Micha Josef Berdyczewski was born in 1865 in the town of Medzhibozh (today Medzhybizh) in Podolia Governorate, to a family of Hasidic Rabbis. His father was the town Rabbi. In his youth he began to read works from the Jewish Enlightenment, and their influence is noticeable in his works. Berdyczewski was forced to divorce his first wife following her family's objection to his involvement with secular literature. He then moved to the Volozhin Yeshiva, but there too, his pursuit of unconventional literature stirred anger and objection.

One of his earliest publications was about this period of his life—an article titled "Hetzitz V'nifga" (הציץ ונפגע in Hebrew—literally "peeked and got hurt", meaning "gone to heresy"), published in 1888 in the newspaper Ha-Melitz. Most of his works from this period were polemic, and his emotional style became his trademark throughout his writing career.

In 1890 he went to Germany and Switzerland, studied at the universities of Berlin, Breslau and Bern, and completed his Doctor of Philosophy degree. In this period Berdyczewski studied the works of the great German philosophers Nietzsche and Hegel, and was deeply influenced by them. In the ten years until his return to Ukraine, he published many articles and stories in Hebrew journals. Up to 1900, the year in which he married Rahel Ramberg, Berdyczewski had published ten books.

Upon his return to Ukraine, Berdyczewski encountered the harsh reality of Jewish life in the Pale of Settlement, and subsequently the subject of many of his stories is the deterioration of the traditional way of life. His father, who had served for many years as rabbi in the village of Dubova in the Uman area, was murdered during the Petliura Pogroms in 1919.

After a short stay in Warsaw, Berdyczewski returned to Germany in 1911, where he lived until his death in 1921. He is buried in the Jewish Cemetery in Weißensee, Berlin.

==Literary career==
Berdyczewski adopted the surname Bin-Gorion, first used to sign a collection of his works that he published in Berlin in 1914. The name Bin-Gorion is also inscribed on his tombstone. His last years were spent in intensive writing and research, collecting Jewish legends and folktales and publishing in Hebrew, Yiddish, and German. After his death, his wife and their son Emanuel Bin-Gorion translated some of his works into German, among them Die Sagen der Juden ("The Legends of the Jews", 1935) and Der Born Judas ("The Well of Judah"), published in six volumes.

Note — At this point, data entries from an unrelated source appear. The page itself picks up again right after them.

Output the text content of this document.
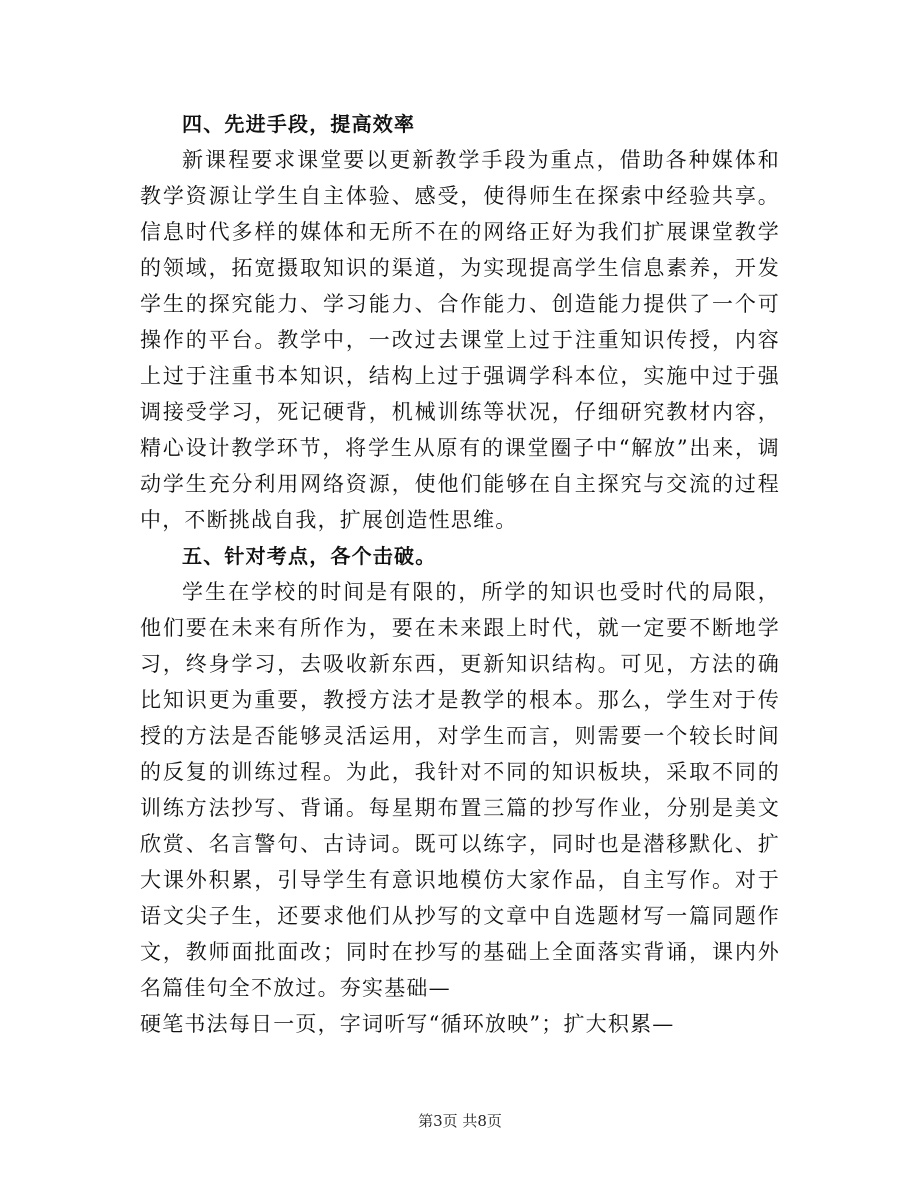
四、先进手段，提高效率

新课程要求课堂要以更新教学手段为重点，借助各种媒体和教学资源让学生自主体验、感受，使得师生在探索中经验共享。信息时代多样的媒体和无所不在的网络正好为我们扩展课堂教学的领域，拓宽摄取知识的渠道，为实现提高学生信息素养，开发学生的探究能力、学习能力、合作能力、创造能力提供了一个可操作的平台。教学中，一改过去课堂上过于注重知识传授，内容上过于注重书本知识，结构上过于强调学科本位，实施中过于强调接受学习，死记硬背，机械训练等状况，仔细研究教材内容，精心设计教学环节，将学生从原有的课堂圈子中“解放”出来，调动学生充分利用网络资源，使他们能够在自主探究与交流的过程中，不断挑战自我，扩展创造性思维。

五、针对考点，各个击破。

学生在学校的时间是有限的，所学的知识也受时代的局限，他们要在未来有所作为，要在未来跟上时代，就一定要不断地学习，终身学习，去吸收新东西，更新知识结构。可见，方法的确比知识更为重要，教授方法才是教学的根本。那么，学生对于传授的方法是否能够灵活运用，对学生而言，则需要一个较长时间的反复的训练过程。为此，我针对不同的知识板块，采取不同的训练方法抄写、背诵。每星期布置三篇的抄写作业，分别是美文欣赏、名言警句、古诗词。既可以练字，同时也是潜移默化、扩大课外积累，引导学生有意识地模仿大家作品，自主写作。对于语文尖子生，还要求他们从抄写的文章中自选题材写一篇同题作文，教师面批面改；同时在抄写的基础上全面落实背诵，课内外名篇佳句全不放过。夯实基础—

硬笔书法每日一页，字词听写“循环放映”；扩大积累—

第3页 共8页
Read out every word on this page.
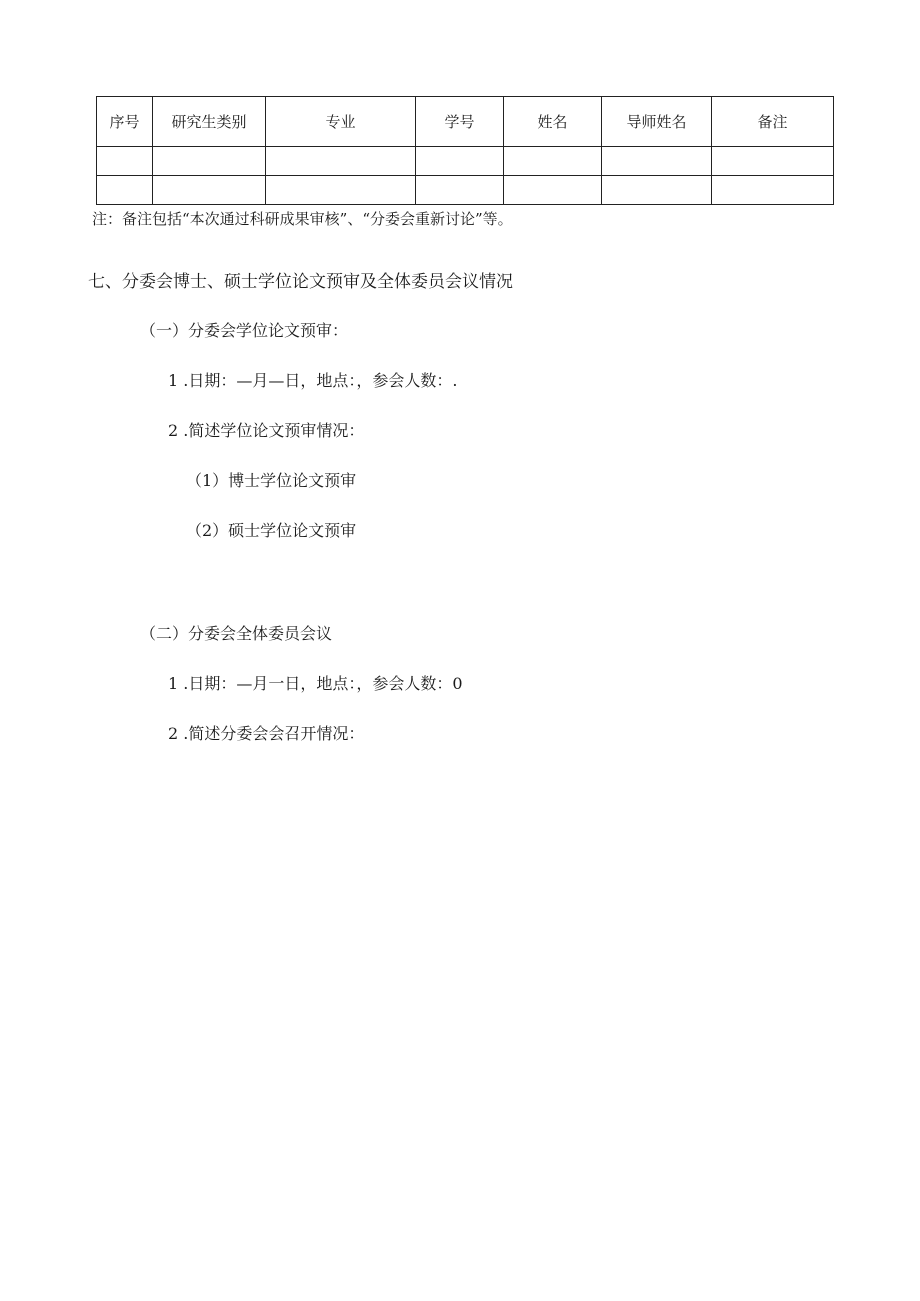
序号	研究生类别	专业	学号	姓名	导师姓名	备注

注：备注包括“本次通过科研成果审核”、“分委会重新讨论”等。
七、分委会博士、硕士学位论文预审及全体委员会议情况
（一）分委会学位论文预审：
1 .日期：—月—日，地点：，参会人数：.
2 .简述学位论文预审情况：
（1）博士学位论文预审
（2）硕士学位论文预审
（二）分委会全体委员会议
1 .日期：—月一日，地点：，参会人数：0
2 .简述分委会会召开情况：
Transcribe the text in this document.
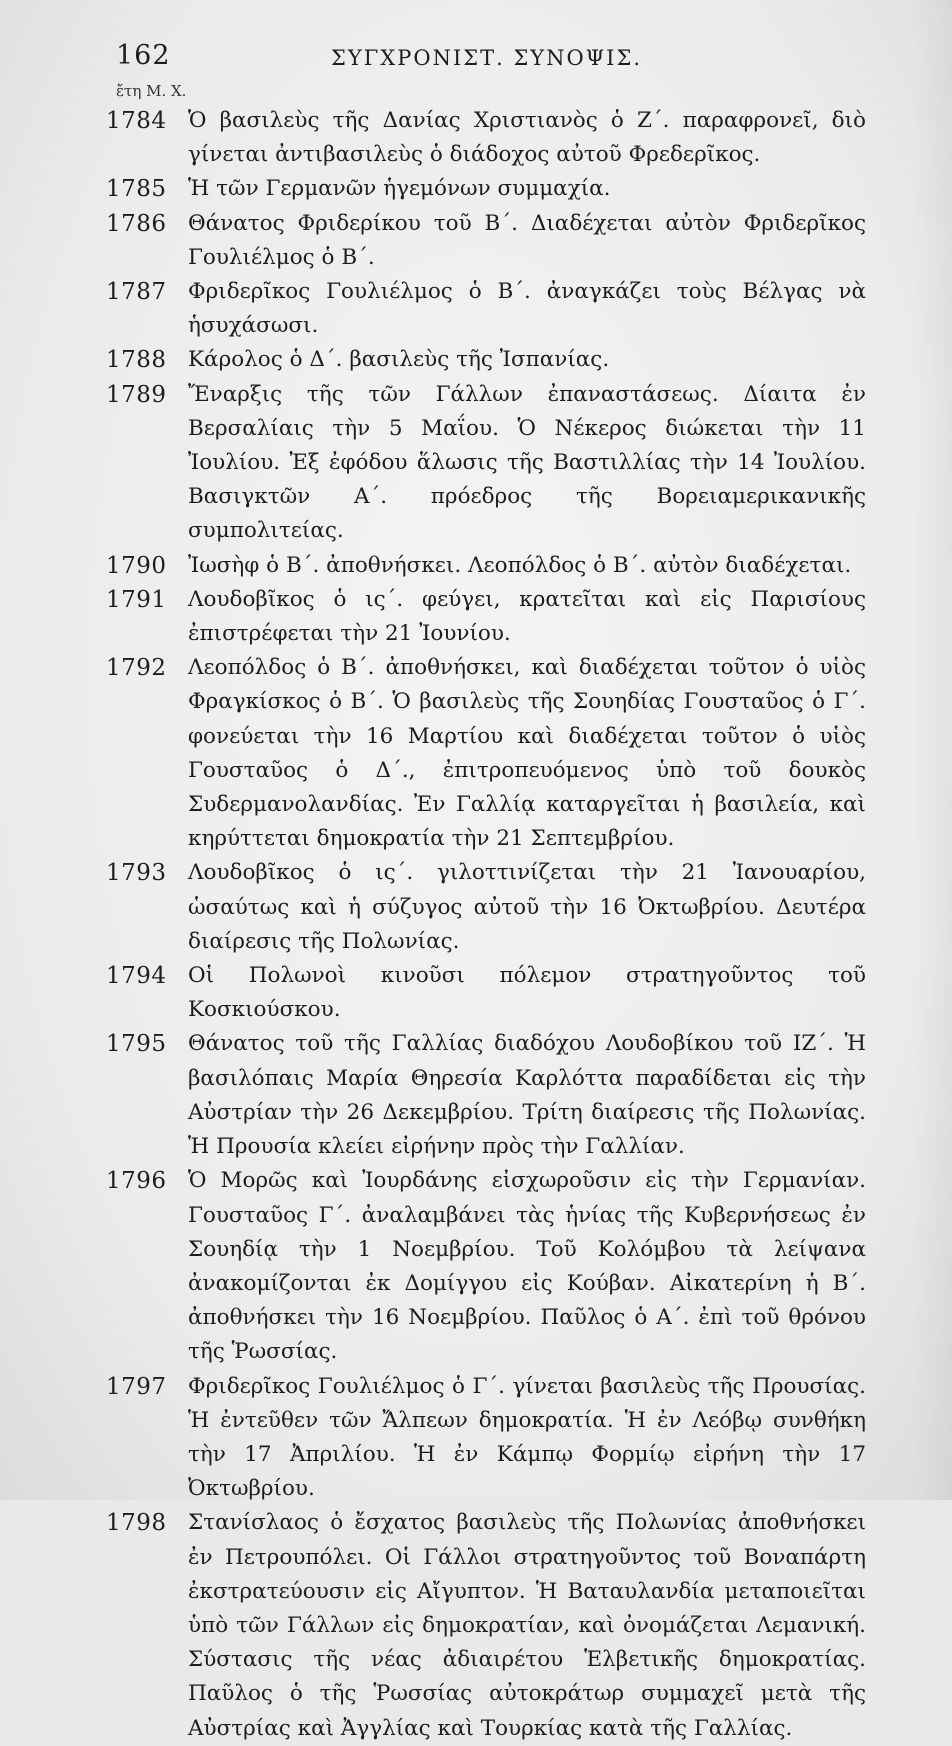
162	ΣΥΓΧΡΟΝΙΣΤ. ΣΥΝΟΨΙΣ.
ἔτη Μ. Χ.

1784 Ὁ βασιλεὺς τῆς Δανίας Χριστιανὸς ὁ Ζ΄. παραφρονεῖ, διὸ γίνεται ἀντιβασιλεὺς ὁ διάδοχος αὐτοῦ Φρεδερῖκος.

1785 Ἡ τῶν Γερμανῶν ἡγεμόνων συμμαχία.

1786 Θάνατος Φριδερίκου τοῦ Β΄. Διαδέχεται αὐτὸν Φριδερῖκος Γουλιέλμος ὁ Β΄.

1787 Φριδερῖκος Γουλιέλμος ὁ Β΄. ἀναγκάζει τοὺς Βέλγας νὰ ἡσυχάσωσι.

1788 Κάρολος ὁ Δ΄. βασιλεὺς τῆς Ἰσπανίας.

1789 Ἔναρξις τῆς τῶν Γάλλων ἐπαναστάσεως. Δίαιτα ἐν Βερσαλίαις τὴν 5 Μαΐου. Ὁ Νέκερος διώκεται τὴν 11 Ἰουλίου. Ἐξ ἐφόδου ἅλωσις τῆς Βαστιλλίας τὴν 14 Ἰουλίου. Βασιγκτῶν Α΄. πρόεδρος τῆς Βορειαμερικανικῆς συμπολιτείας.

1790 Ἰωσὴφ ὁ Β΄. ἀποθνήσκει. Λεοπόλδος ὁ Β΄. αὐτὸν διαδέχεται.

1791 Λουδοβῖκος ὁ ις΄. φεύγει, κρατεῖται καὶ εἰς Παρισίους ἐπιστρέφεται τὴν 21 Ἰουνίου.

1792 Λεοπόλδος ὁ Β΄. ἀποθνήσκει, καὶ διαδέχεται τοῦτον ὁ υἱὸς Φραγκίσκος ὁ Β΄. Ὁ βασιλεὺς τῆς Σουηδίας Γουσταῦος ὁ Γ΄. φονεύεται τὴν 16 Μαρτίου καὶ διαδέχεται τοῦτον ὁ υἱὸς Γουσταῦος ὁ Δ΄., ἐπιτροπευόμενος ὑπὸ τοῦ δουκὸς Συδερμανολανδίας. Ἐν Γαλλίᾳ καταργεῖται ἡ βασιλεία, καὶ κηρύττεται δημοκρατία τὴν 21 Σεπτεμβρίου.

1793 Λουδοβῖκος ὁ ις΄. γιλοττινίζεται τὴν 21 Ἰανουαρίου, ὡσαύτως καὶ ἡ σύζυγος αὐτοῦ τὴν 16 Ὀκτωβρίου. Δευτέρα διαίρεσις τῆς Πολωνίας.

1794 Οἱ Πολωνοὶ κινοῦσι πόλεμον στρατηγοῦντος τοῦ Κοσκιούσκου.

1795 Θάνατος τοῦ τῆς Γαλλίας διαδόχου Λουδοβίκου τοῦ ΙΖ΄. Ἡ βασιλόπαις Μαρία Θηρεσία Καρλόττα παραδίδεται εἰς τὴν Αὐστρίαν τὴν 26 Δεκεμβρίου. Τρίτη διαίρεσις τῆς Πολωνίας. Ἡ Προυσία κλείει εἰρήνην πρὸς τὴν Γαλλίαν.

1796 Ὁ Μορῶς καὶ Ἰουρδάνης εἰσχωροῦσιν εἰς τὴν Γερμανίαν. Γουσταῦος Γ΄. ἀναλαμβάνει τὰς ἡνίας τῆς Κυβερνήσεως ἐν Σουηδίᾳ τὴν 1 Νοεμβρίου. Τοῦ Κολόμβου τὰ λείψανα ἀνακομίζονται ἐκ Δομίγγου εἰς Κούβαν. Αἰκατερίνη ἡ Β΄. ἀποθνήσκει τὴν 16 Νοεμβρίου. Παῦλος ὁ Α΄. ἐπὶ τοῦ θρόνου τῆς Ῥωσσίας.

1797 Φριδερῖκος Γουλιέλμος ὁ Γ΄. γίνεται βασιλεὺς τῆς Προυσίας. Ἡ ἐντεῦθεν τῶν Ἄλπεων δημοκρατία. Ἡ ἐν Λεόβῳ συνθήκη τὴν 17 Ἀπριλίου. Ἡ ἐν Κάμπῳ Φορμίῳ εἰρήνη τὴν 17 Ὀκτωβρίου.

1798 Στανίσλαος ὁ ἔσχατος βασιλεὺς τῆς Πολωνίας ἀποθνήσκει ἐν Πετρουπόλει. Οἱ Γάλλοι στρατηγοῦντος τοῦ Βοναπάρτη ἐκστρατεύουσιν εἰς Αἴγυπτον. Ἡ Βαταυλανδία μεταποιεῖται ὑπὸ τῶν Γάλλων εἰς δημοκρατίαν, καὶ ὀνομάζεται Λεμανική. Σύστασις τῆς νέας ἀδιαιρέτου Ἑλβετικῆς δημοκρατίας. Παῦλος ὁ τῆς Ῥωσσίας αὐτοκράτωρ συμμαχεῖ μετὰ τῆς Αὐστρίας καὶ Ἀγγλίας καὶ Τουρκίας κατὰ τῆς Γαλλίας.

Berdyczewski's popularity among the Jews of his age is attributed to his success in expressing their ambivalent attitude towards the traditional Jewish world, and to the secular European culture.

==Commemoration==
The Israeli moshav Sdot Micha, founded in 1955, was named after him.

== Published works ==
- Der Born Judas (6 Vols., 1924)
- Sinai und Garizin (1926)
- Die Sagen der Juden (5 Vols., 1927)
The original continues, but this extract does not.